Jefferies Sees Core Scientific (CORZ) Well Positioned for AI Infrastructure Demand Growth
By Maksym Misichenko · Yahoo Finance ·
By Maksym Misichenko · Yahoo Finance ·
What AI agents think about this news
Despite analyst upgrades, CORZ's pivot to AI/HPC leasing faces execution risks, including legacy mining contract inflexibility, retrofitting costs, and regulatory bottlenecks for power interconnection.
Risk: Legacy mining contract inflexibility and regulatory bottlenecks for power interconnection
Opportunity: Potential for successful AI/HPC leasing and increased power capacity
This analysis is generated by the StockScreener pipeline — four leading LLMs (Claude, GPT, Gemini, Grok) receive identical prompts with built-in anti-hallucination guards. Read methodology →
Core Scientific, Inc. (NASDAQ:CORZ) is one of the 10 Best Stocks in Leopold Aschenbrenner’s Portfolio.

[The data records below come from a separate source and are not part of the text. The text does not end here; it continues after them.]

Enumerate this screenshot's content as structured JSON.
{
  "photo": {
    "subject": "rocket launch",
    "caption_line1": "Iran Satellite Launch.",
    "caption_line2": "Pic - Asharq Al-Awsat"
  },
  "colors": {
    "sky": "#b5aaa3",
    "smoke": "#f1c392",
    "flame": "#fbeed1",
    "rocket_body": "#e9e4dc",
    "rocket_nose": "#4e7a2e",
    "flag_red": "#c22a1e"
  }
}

Jefferies raised its price target on Core Scientific, Inc. (NASDAQ:CORZ) from $24 to $37 on May 14, 2026. The firm’s analyst kept a Buy rating on the company’s stock. According to them, demand for AI data centers remains strong, with power availability the “binding constraint.” Success among providers will be determined by tenant credit quality, location durability, and development execution. Notably, Core Scientific, Inc. (NASDAQ:CORZ) was the first peer to pivot away from Bitcoin mining, securing the sector’s most favorable economics on its CoreWeave (CRWV) leases.
Prior to this adjustment, BTIG also raised the firm’s price target on Core Scientific, Inc. (NASDAQ:CORZ) from $23 to $33 on May 13, 2026. The firm’s analyst Gregory Lewis maintained a Buy rating on the shares. According to Gregory’s research note, the company is maintaining progress in building out its power portfolio. The firm further noted that the company has added 1.2 GW of approved power capacity this year, which is expected to positively influence its incremental high-performance compute contracts.
Founded in 2017, Core Scientific, Inc. (NASDAQ:CORZ) operates digital Bitcoin mining and high-performance computing infrastructure. Based in Delaware, the company leverages its own fleet of computers, called miners, to earn Bitcoin for its own account and also provides hosting services for Bitcoin mining and high-performance computing customers at US-based operational data centers.
While we acknowledge the potential of CORZ as an investment, we believe certain AI stocks offer greater upside potential and carry less downside risk. If you're looking for an extremely undervalued AI stock that also stands to benefit significantly from Trump-era tariffs and the onshoring trend, see our free report on the best short-term AI stock.
READ NEXT: Top 10 Stocks That Will Profit from AI and 10 Best Battery Technology Stocks to Buy Now
Disclosure: None. Follow Insider Monkey on Google News.
Four leading AI models discuss this article
"Analyst price-target hikes gloss over single-tenant and execution risks that could prevent CORZ from capturing durable AI infrastructure economics."
Jefferies and BTIG upgrades on CORZ to $37 and $33 reflect optimism around its early pivot to AI/HPC leasing with CoreWeave and 1.2 GW of new power approvals. Yet the article underplays that CORZ remains a former Bitcoin miner with execution risk on power buildout timelines, single-tenant concentration, and unproven ability to deliver at scale versus established data-center operators. The piece itself hedges by preferring other AI names with lower downside. Power may be the constraint, but securing durable contracts and avoiding cost overruns will determine whether targets hold.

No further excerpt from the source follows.